Cillizza's most interesting point is that Pawlenty very well might not run for reelection, which would reduce the risks of declining to certify Franken:
Those close to Pawlenty insist he is genuinely conflicted about whether or not to run again and won't make his mind up until early summer. And, we take them at their word.
That said, if Pawlenty wants to be a serious contender for president in 2012, it makes little sense for him to run for reelection as he narrowly escaped defeat in 2006 against a lackluster Democratic nominee (former state Attorney General Mike Hatch ) and, given Minnesota's decided shift toward Democrats in recent elections, it's hard to imagine his odds at a third term would be any better than 50-50. A loss in 2010 would doom him for 2012 -- see: Allen, George.
I think Pawlenty's chances would be a bit better than 50-50 in 2010. Minnesota Democrats don't have a truly top-tier contender.

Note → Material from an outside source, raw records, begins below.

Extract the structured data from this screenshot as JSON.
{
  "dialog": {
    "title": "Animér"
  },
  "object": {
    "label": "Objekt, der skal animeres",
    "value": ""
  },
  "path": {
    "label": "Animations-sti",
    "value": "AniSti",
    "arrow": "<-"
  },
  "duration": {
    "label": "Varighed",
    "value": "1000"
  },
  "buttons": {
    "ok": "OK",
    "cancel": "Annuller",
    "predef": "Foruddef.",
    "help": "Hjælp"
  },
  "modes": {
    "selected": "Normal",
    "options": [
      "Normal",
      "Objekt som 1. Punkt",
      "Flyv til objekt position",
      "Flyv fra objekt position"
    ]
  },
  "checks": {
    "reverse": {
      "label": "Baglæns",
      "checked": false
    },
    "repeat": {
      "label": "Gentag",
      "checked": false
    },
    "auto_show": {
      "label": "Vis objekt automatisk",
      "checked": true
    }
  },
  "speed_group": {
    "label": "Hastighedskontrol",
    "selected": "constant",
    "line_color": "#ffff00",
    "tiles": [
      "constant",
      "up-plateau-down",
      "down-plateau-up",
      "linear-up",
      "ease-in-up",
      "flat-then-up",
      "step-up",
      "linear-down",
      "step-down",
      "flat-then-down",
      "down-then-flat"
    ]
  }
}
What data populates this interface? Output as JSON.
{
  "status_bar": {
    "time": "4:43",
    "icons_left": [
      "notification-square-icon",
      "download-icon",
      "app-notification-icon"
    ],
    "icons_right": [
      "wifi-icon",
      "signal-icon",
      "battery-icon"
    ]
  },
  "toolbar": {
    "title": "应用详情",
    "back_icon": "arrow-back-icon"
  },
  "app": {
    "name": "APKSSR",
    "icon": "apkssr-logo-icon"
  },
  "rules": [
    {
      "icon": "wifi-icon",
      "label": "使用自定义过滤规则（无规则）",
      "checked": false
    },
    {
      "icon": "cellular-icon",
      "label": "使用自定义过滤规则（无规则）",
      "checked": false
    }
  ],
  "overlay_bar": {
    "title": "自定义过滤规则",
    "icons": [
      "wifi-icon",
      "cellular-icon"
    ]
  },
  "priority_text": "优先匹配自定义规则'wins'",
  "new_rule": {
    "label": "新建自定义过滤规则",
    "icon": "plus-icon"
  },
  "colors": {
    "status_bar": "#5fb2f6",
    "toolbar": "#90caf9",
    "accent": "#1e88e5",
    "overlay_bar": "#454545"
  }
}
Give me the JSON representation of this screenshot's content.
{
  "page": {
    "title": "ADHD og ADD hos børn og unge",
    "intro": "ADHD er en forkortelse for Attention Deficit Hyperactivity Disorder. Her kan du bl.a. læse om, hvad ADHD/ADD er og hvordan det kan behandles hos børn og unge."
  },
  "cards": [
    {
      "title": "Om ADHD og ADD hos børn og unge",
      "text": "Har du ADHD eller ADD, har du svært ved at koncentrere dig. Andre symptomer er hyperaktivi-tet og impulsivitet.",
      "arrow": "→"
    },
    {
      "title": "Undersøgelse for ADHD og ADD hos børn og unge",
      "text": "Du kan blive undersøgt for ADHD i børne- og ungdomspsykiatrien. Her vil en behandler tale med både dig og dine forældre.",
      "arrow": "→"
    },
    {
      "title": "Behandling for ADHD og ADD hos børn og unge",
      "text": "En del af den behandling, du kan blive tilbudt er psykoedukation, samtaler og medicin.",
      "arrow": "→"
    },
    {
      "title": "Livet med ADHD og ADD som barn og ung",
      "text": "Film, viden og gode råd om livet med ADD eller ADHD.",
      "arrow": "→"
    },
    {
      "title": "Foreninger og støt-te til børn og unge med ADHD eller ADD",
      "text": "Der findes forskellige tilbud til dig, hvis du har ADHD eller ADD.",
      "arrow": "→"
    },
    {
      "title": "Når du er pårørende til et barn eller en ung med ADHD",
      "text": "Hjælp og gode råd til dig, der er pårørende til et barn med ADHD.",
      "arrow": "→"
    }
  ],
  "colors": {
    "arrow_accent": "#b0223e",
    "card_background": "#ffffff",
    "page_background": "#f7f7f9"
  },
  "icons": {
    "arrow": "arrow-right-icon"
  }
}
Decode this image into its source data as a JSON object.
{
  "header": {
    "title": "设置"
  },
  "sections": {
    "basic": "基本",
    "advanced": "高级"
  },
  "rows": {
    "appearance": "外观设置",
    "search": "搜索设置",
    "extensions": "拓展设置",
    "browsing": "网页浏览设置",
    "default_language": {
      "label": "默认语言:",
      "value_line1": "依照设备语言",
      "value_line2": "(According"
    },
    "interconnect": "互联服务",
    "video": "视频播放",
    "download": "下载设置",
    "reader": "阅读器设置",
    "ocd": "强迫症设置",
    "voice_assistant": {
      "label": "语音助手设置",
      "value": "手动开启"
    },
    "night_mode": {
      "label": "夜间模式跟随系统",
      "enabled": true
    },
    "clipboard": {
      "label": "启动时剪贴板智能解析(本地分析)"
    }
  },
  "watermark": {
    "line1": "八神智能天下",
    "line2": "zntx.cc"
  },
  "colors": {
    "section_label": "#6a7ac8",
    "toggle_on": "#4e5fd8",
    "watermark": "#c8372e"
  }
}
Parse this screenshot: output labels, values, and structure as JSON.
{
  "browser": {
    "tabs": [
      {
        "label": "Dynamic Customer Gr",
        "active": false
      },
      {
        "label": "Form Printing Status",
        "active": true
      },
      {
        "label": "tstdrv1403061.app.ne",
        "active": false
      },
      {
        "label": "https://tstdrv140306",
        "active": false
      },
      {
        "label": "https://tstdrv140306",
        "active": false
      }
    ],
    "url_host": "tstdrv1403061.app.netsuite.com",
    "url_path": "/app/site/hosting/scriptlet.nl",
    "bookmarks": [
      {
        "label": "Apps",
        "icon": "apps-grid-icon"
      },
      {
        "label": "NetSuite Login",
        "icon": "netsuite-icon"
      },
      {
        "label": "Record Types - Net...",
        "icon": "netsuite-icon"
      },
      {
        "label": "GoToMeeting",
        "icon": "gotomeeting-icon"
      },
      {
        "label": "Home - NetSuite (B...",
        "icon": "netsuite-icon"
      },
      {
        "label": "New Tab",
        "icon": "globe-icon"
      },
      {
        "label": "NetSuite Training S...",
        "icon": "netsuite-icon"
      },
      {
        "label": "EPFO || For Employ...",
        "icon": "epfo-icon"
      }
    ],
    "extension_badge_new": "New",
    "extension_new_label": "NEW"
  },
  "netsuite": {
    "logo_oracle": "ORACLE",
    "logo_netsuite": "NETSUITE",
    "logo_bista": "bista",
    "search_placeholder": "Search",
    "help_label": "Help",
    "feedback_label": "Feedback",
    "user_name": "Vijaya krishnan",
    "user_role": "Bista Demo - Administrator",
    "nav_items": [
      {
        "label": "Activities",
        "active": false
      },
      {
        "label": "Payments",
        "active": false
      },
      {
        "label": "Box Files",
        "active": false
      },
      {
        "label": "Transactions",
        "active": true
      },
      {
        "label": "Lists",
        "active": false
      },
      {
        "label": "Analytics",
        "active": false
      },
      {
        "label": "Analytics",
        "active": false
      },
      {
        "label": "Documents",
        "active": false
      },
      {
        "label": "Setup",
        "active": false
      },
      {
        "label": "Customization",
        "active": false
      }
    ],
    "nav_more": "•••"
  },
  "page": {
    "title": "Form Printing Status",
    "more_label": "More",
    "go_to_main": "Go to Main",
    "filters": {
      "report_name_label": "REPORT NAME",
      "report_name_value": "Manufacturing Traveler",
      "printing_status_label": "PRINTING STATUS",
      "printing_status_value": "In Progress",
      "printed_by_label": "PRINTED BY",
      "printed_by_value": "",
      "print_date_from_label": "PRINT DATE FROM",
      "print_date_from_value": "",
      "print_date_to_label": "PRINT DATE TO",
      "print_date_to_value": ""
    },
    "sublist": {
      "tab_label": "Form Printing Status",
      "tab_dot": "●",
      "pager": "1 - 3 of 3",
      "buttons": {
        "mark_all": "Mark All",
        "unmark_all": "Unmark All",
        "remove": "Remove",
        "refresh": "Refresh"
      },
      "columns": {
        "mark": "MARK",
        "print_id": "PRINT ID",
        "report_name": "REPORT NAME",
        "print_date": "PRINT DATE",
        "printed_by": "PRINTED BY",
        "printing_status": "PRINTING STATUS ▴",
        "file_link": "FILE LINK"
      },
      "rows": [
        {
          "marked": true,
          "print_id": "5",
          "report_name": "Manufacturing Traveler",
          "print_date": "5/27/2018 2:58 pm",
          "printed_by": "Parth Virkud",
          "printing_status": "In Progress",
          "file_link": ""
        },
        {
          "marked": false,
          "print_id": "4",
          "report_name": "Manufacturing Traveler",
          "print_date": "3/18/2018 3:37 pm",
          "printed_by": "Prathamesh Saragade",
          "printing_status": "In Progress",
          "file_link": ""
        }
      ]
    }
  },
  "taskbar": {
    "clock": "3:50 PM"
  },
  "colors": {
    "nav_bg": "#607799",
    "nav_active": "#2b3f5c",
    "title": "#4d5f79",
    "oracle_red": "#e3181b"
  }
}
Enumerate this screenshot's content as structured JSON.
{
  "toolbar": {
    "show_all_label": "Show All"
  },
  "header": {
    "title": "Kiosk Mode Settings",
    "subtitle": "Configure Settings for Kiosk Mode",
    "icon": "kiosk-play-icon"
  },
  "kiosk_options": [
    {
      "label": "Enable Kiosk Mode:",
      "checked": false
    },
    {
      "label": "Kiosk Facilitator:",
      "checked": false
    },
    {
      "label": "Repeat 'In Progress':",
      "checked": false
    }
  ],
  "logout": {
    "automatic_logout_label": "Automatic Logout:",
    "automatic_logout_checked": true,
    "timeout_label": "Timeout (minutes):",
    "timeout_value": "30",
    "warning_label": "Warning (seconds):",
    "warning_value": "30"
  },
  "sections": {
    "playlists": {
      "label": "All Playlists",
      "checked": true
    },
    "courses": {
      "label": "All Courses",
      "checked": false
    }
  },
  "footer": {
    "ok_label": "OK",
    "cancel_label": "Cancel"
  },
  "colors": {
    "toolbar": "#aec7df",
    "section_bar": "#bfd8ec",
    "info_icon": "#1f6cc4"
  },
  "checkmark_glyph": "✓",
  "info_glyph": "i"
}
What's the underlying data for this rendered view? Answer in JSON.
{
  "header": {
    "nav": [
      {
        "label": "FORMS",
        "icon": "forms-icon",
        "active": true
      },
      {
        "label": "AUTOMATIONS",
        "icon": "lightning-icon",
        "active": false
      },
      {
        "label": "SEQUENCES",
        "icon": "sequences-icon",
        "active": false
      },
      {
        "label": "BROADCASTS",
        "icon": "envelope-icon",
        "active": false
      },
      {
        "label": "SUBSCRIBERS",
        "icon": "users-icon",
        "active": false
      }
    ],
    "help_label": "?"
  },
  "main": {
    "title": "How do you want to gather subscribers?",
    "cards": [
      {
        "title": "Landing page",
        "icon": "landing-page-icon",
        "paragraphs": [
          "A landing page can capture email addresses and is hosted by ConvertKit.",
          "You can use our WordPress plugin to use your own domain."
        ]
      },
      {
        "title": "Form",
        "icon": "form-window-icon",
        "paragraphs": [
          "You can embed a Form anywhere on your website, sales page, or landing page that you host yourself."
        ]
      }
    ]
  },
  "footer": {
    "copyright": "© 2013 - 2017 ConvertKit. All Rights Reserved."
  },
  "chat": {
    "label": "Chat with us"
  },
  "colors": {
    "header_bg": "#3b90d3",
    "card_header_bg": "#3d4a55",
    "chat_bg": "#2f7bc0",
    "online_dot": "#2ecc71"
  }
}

Plus, there are real risks associated with giving up his elected perch without a fight. Pawlenty might find that in 2012 he lacks Romney's money, Palin's appeal and Sanford's ideological niche. If running for president doesn't work out, Pawlenty would benefit from having a day job to come back to -- especially one that could keep him in the public eye ahead of 2016.
Still, the point about Pawlenty perhaps not running for reelection is a good one. If Pawlenty prevents Franken from being seated, that may be an indication that he's not planning for another term as governor.